Ram pressure will depend on velocity, not acceleration. That's currently an undefined quantity, because you only stated that there is an acceleration. At what moment in time should we consider the situation? What initial velocity was?

 

[ludic]

Please be so kind and patient to clarify this doubt:

I understand the part where mercury in column becomes heavier and goes down because of increased effective acceleration

What I don't understand is why - if we call the pressure of atmosphere it's weight upon unit surface area being considered - would the effective weight of atmosphere, and hence its pressure not increase on the barometer trough due to this same increased effective aceleration, and force the mercury in the column back up... effectively keeping the height of mercury in the column same as when the barometer was static.

Sorry I have never studied about Ram pressure... please tell me what is the flaw in the above reasoning.....

I am thinking that maybe what I reason considers the atmosphere above the trough static, but in actuality, it won't have any increased pressure because the air will shift sideways as the barometer ascends.

 

[russ_watters]

But why would we assume it otherwise ?

Because maybe the barometer is not exposed to a moving airstream - such as in the barometer in an elevator example I gave...

And my answer and explanation are sound if the air in the surrounding is not confined as in the elevator, right?

No.

If there is an airstream, the airstream starts off zero speed, while the acceleration will be non-zero. Velocity pressure is a function of velocity (squared), not acceleration, so when the airstream is moving slowly, the pressure will be very small.

The pressure and the acceleration are not proportionally related.

What I don't understand is why - if we call the pressure of atmosphere it's weight upon unit surface area being considered - would the effective weight of atmosphere, and hence its pressure not increase on the barometer trough due to this same increased effective aceleration... [/emphasis added]

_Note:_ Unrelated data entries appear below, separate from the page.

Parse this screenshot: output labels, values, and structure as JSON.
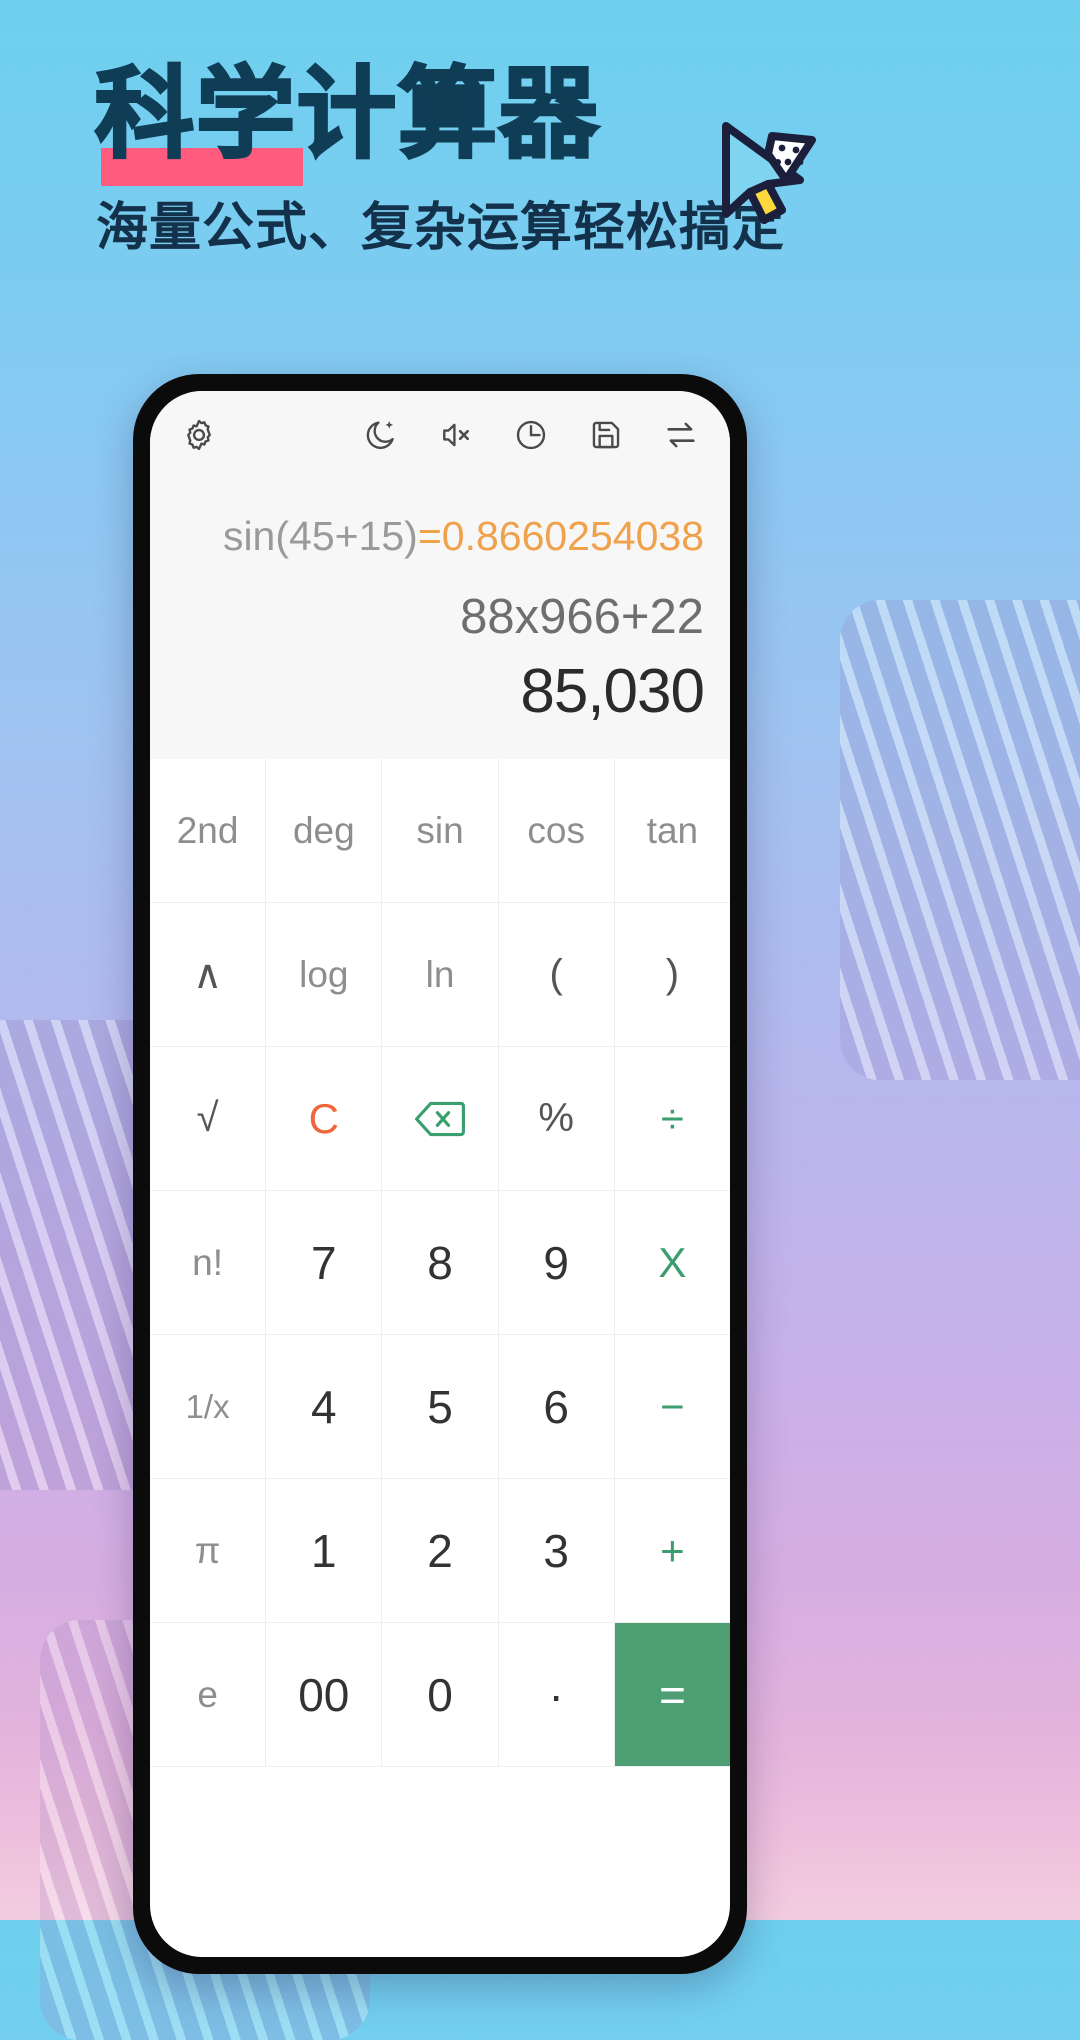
{
  "promo": {
    "headline": "科学计算器",
    "subhead": "海量公式、复杂运算轻松搞定",
    "cursor_icon": "cursor-arrow-icon",
    "colors": {
      "headline_text": "#0f3d56",
      "underline_highlight": "#ff5b7f",
      "bg_top": "#6ed0ee",
      "bg_bottom": "#f3cde0"
    }
  },
  "app": {
    "toolbar": {
      "settings": "gear-icon",
      "theme": "moon-star-icon",
      "sound": "speaker-mute-icon",
      "history": "clock-icon",
      "save": "save-screenshot-icon",
      "convert": "swap-arrows-icon"
    },
    "display": {
      "history_expression": "sin(45+15)",
      "history_equals": "=",
      "history_result": "0.8660254038",
      "expression": "88x966+22",
      "result": "85,030",
      "result_color": "#f0a14b"
    },
    "keypad": {
      "rows": [
        [
          {
            "label": "2nd",
            "style": "k-fn"
          },
          {
            "label": "deg",
            "style": "k-fn"
          },
          {
            "label": "sin",
            "style": "k-fn"
          },
          {
            "label": "cos",
            "style": "k-fn"
          },
          {
            "label": "tan",
            "style": "k-fn"
          }
        ],
        [
          {
            "label": "∧",
            "style": "k-sym"
          },
          {
            "label": "log",
            "style": "k-fn"
          },
          {
            "label": "ln",
            "style": "k-fn"
          },
          {
            "label": "(",
            "style": "k-sym"
          },
          {
            "label": ")",
            "style": "k-sym"
          }
        ],
        [
          {
            "label": "√",
            "style": "k-sym"
          },
          {
            "label": "C",
            "style": "k-orange"
          },
          {
            "label": "backspace-icon",
            "style": "k-green",
            "icon": "backspace-icon"
          },
          {
            "label": "%",
            "style": "k-sym"
          },
          {
            "label": "÷",
            "style": "k-green"
          }
        ],
        [
          {
            "label": "n!",
            "style": "k-fn"
          },
          {
            "label": "7",
            "style": "k-num"
          },
          {
            "label": "8",
            "style": "k-num"
          },
          {
            "label": "9",
            "style": "k-num"
          },
          {
            "label": "X",
            "style": "k-green"
          }
        ],
        [
          {
            "label": "1/x",
            "style": "k-fn-sm"
          },
          {
            "label": "4",
            "style": "k-num"
          },
          {
            "label": "5",
            "style": "k-num"
          },
          {
            "label": "6",
            "style": "k-num"
          },
          {
            "label": "−",
            "style": "k-green"
          }
        ],
        [
          {
            "label": "π",
            "style": "k-fn"
          },
          {
            "label": "1",
            "style": "k-num"
          },
          {
            "label": "2",
            "style": "k-num"
          },
          {
            "label": "3",
            "style": "k-num"
          },
          {
            "label": "+",
            "style": "k-green"
          }
        ],
        [
          {
            "label": "e",
            "style": "k-fn"
          },
          {
            "label": "00",
            "style": "k-num"
          },
          {
            "label": "0",
            "style": "k-num"
          },
          {
            "label": "·",
            "style": "k-num"
          },
          {
            "label": "=",
            "style": "k-eq"
          }
        ]
      ]
    }
  }
}
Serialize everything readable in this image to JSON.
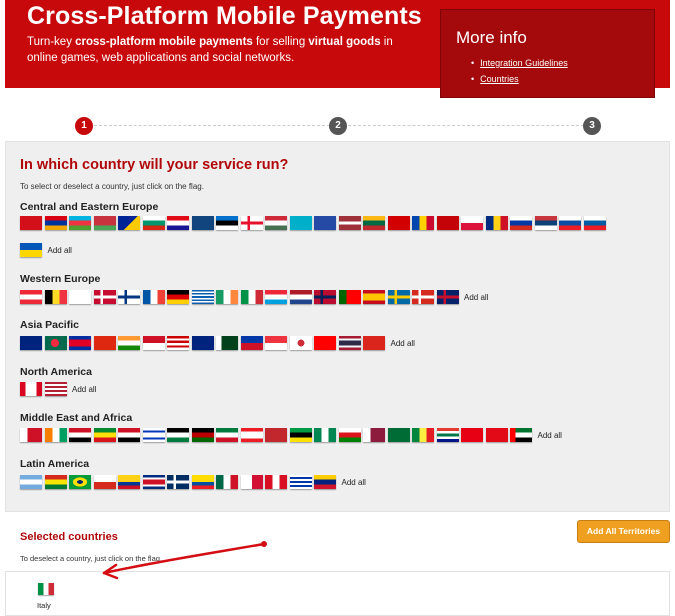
{
  "header": {
    "title": "Cross-Platform Mobile Payments",
    "tagline_parts": [
      {
        "text": "Turn-key ",
        "bold": false
      },
      {
        "text": "cross-platform mobile payments",
        "bold": true
      },
      {
        "text": " for selling ",
        "bold": false
      },
      {
        "text": "virtual goods",
        "bold": true
      },
      {
        "text": " in online games, web applications and social networks.",
        "bold": false
      }
    ],
    "colors": {
      "background": "#c8090b",
      "more_info_background": "#a40a0c"
    }
  },
  "more_info": {
    "title": "More info",
    "links": [
      "Integration Guidelines",
      "Countries"
    ]
  },
  "steps": [
    {
      "label": "1",
      "active": true
    },
    {
      "label": "2",
      "active": false
    },
    {
      "label": "3",
      "active": false
    }
  ],
  "selection": {
    "question": "In which country will your service run?",
    "hint": "To select or deselect a country, just click on the flag.",
    "regions": [
      {
        "name": "Central and Eastern Europe",
        "flags": [
          "albania",
          "armenia",
          "azerbaijan",
          "belarus",
          "bosnia-herzegovina",
          "bulgaria",
          "croatia",
          "czech-republic",
          "estonia",
          "georgia",
          "hungary",
          "kazakhstan",
          "kosovo",
          "latvia",
          "lithuania",
          "macedonia",
          "moldova",
          "montenegro",
          "poland",
          "romania",
          "russia",
          "serbia",
          "slovakia",
          "slovenia",
          "ukraine"
        ],
        "add_all": "Add all"
      },
      {
        "name": "Western Europe",
        "flags": [
          "austria",
          "belgium",
          "cyprus",
          "denmark",
          "finland",
          "france",
          "germany",
          "greece",
          "ireland",
          "italy",
          "luxembourg",
          "netherlands",
          "norway",
          "portugal",
          "spain",
          "sweden",
          "switzerland",
          "united-kingdom"
        ],
        "add_all": "Add all"
      },
      {
        "name": "Asia Pacific",
        "flags": [
          "australia",
          "bangladesh",
          "cambodia",
          "hong-kong",
          "india",
          "indonesia",
          "malaysia",
          "new-zealand",
          "pakistan",
          "philippines",
          "singapore",
          "south-korea",
          "taiwan",
          "thailand",
          "vietnam"
        ],
        "add_all": "Add all"
      },
      {
        "name": "North America",
        "flags": [
          "canada",
          "united-states"
        ],
        "add_all": "Add all"
      },
      {
        "name": "Middle East and Africa",
        "flags": [
          "bahrain",
          "cote-divoire",
          "egypt",
          "ethiopia",
          "iraq",
          "israel",
          "jordan",
          "kenya",
          "kuwait",
          "lebanon",
          "morocco",
          "mozambique",
          "nigeria",
          "oman",
          "qatar",
          "saudi-arabia",
          "senegal",
          "south-africa",
          "tunisia",
          "turkey",
          "united-arab-emirates"
        ],
        "add_all": "Add all"
      },
      {
        "name": "Latin America",
        "flags": [
          "argentina",
          "bolivia",
          "brazil",
          "chile",
          "colombia",
          "costa-rica",
          "dominican-republic",
          "ecuador",
          "mexico",
          "panama",
          "peru",
          "uruguay",
          "venezuela"
        ],
        "add_all": "Add all"
      }
    ]
  },
  "selected": {
    "title": "Selected countries",
    "hint": "To deselect a country, just click on the flag.",
    "add_all_button": "Add All Territories",
    "countries": [
      {
        "flag": "italy",
        "label": "Italy"
      }
    ]
  }
}
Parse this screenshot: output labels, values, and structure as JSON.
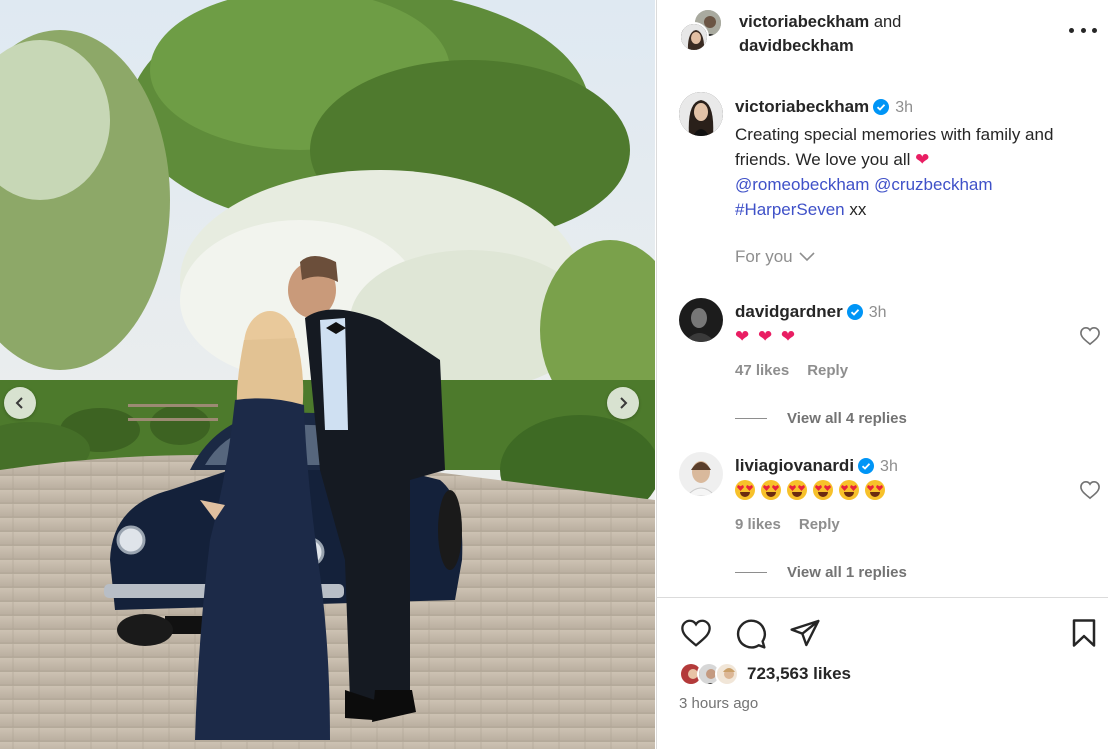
{
  "post": {
    "header": {
      "user1": "victoriabeckham",
      "and": "and",
      "user2": "davidbeckham"
    },
    "caption": {
      "username": "victoriabeckham",
      "time": "3h",
      "text": "Creating special memories with family and friends. We love you all",
      "mention1": "@romeobeckham",
      "mention2": "@cruzbeckham",
      "hashtag": "#HarperSeven",
      "suffix": "xx"
    },
    "for_you_label": "For you",
    "comments": [
      {
        "username": "davidgardner",
        "time": "3h",
        "likes": "47 likes",
        "reply": "Reply",
        "view_replies": "View all 4 replies"
      },
      {
        "username": "liviagiovanardi",
        "time": "3h",
        "likes": "9 likes",
        "reply": "Reply",
        "view_replies": "View all 1 replies"
      }
    ],
    "likes_count": "723,563 likes",
    "posted_ago": "3 hours ago"
  },
  "icons": [
    "heart-icon",
    "comment-icon",
    "share-icon",
    "save-icon",
    "more-icon",
    "verified-icon",
    "chevron-down-icon",
    "chevron-left-icon",
    "chevron-right-icon"
  ],
  "colors": {
    "verified": "#0095f6",
    "mention": "#3f51c8",
    "heart": "#e91e63",
    "muted": "#8e8e8e"
  }
}
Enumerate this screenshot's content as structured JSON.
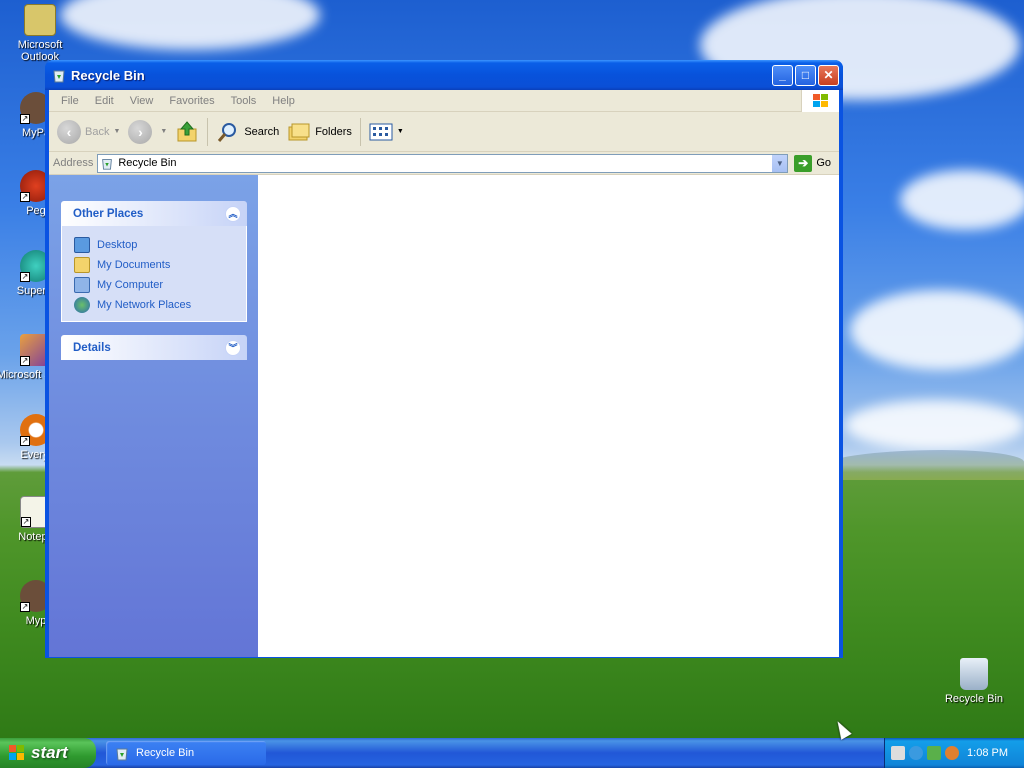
{
  "desktop": {
    "icons": [
      {
        "label": "Microsoft Outlook",
        "icon": "outlook-icon"
      },
      {
        "label": "MyPa",
        "icon": "users-icon"
      },
      {
        "label": "Peg",
        "icon": "game-icon"
      },
      {
        "label": "Superm",
        "icon": "app-icon"
      },
      {
        "label": "Microsoft Studio",
        "icon": "studio-icon"
      },
      {
        "label": "Everyt",
        "icon": "search-app-icon"
      },
      {
        "label": "Notepa",
        "icon": "notepad-icon"
      },
      {
        "label": "Myp",
        "icon": "users-icon"
      }
    ],
    "recycle_bin_label": "Recycle Bin"
  },
  "window": {
    "title": "Recycle Bin",
    "controls": {
      "minimize": "_",
      "maximize": "□",
      "close": "✕"
    },
    "menu": [
      "File",
      "Edit",
      "View",
      "Favorites",
      "Tools",
      "Help"
    ],
    "toolbar": {
      "back": "Back",
      "search": "Search",
      "folders": "Folders"
    },
    "address": {
      "label": "Address",
      "value": "Recycle Bin",
      "go": "Go"
    },
    "taskpane": {
      "other_places": {
        "title": "Other Places",
        "links": [
          "Desktop",
          "My Documents",
          "My Computer",
          "My Network Places"
        ]
      },
      "details": {
        "title": "Details"
      }
    }
  },
  "taskbar": {
    "start": "start",
    "task_button": "Recycle Bin",
    "clock": "1:08 PM"
  },
  "colors": {
    "title_blue": "#0a53e2",
    "link_blue": "#215dc6",
    "taskpane_top": "#7ba2e7",
    "taskpane_bottom": "#6375d6",
    "start_green": "#2f9a2f"
  }
}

The velocity pressure is a function of the velocity. So if the acceleration of the barometer is 10 m/s/s, the instant that acceleration begins, the velocity is still zero and the velocity pressure is therefore also still zero.

 

[K^2]

What I don't understand is why - if we call the pressure of atmosphere it's weight upon unit surface area being considered - would the effective weight of atmosphere, and hence its pressure not increase on the barometer trough due to this same increased effective aceleration, and force the mercury in the column back up... effectively keeping the height of mercury in the column same as when the barometer was static.

Ah, good question.

The reason is that the entire column of air above is not being accelerated when you accelerate the barometer upwards.

First of all, air can flow around. So you are only accelerating a fraction of air around barometer. That situation gets worse higher up, as air just parts to let barometer through, rather than accelerate with it.

Secondly, even if you did force all of the air to accelerate with barometer, it will take a rather long time for the disturbance to propagate upwards, and make the entire height accelerate.

If you were to put barometer at the bottom of an extremely tall cylinder, one that's tall enough to hold the entire height of the atmosphere (or just enough so that the everything above doesn't contribute significantly) then accelerate the whole structure, and let things settle, then when the entire column of air is accelerating at that constant rate, the barometer will again equalize.

But this is very far removed from situation where you just take barometer and accelerate it upwards.

 

[ludic]

I thank you both profoundly for your patient and analytical explanations.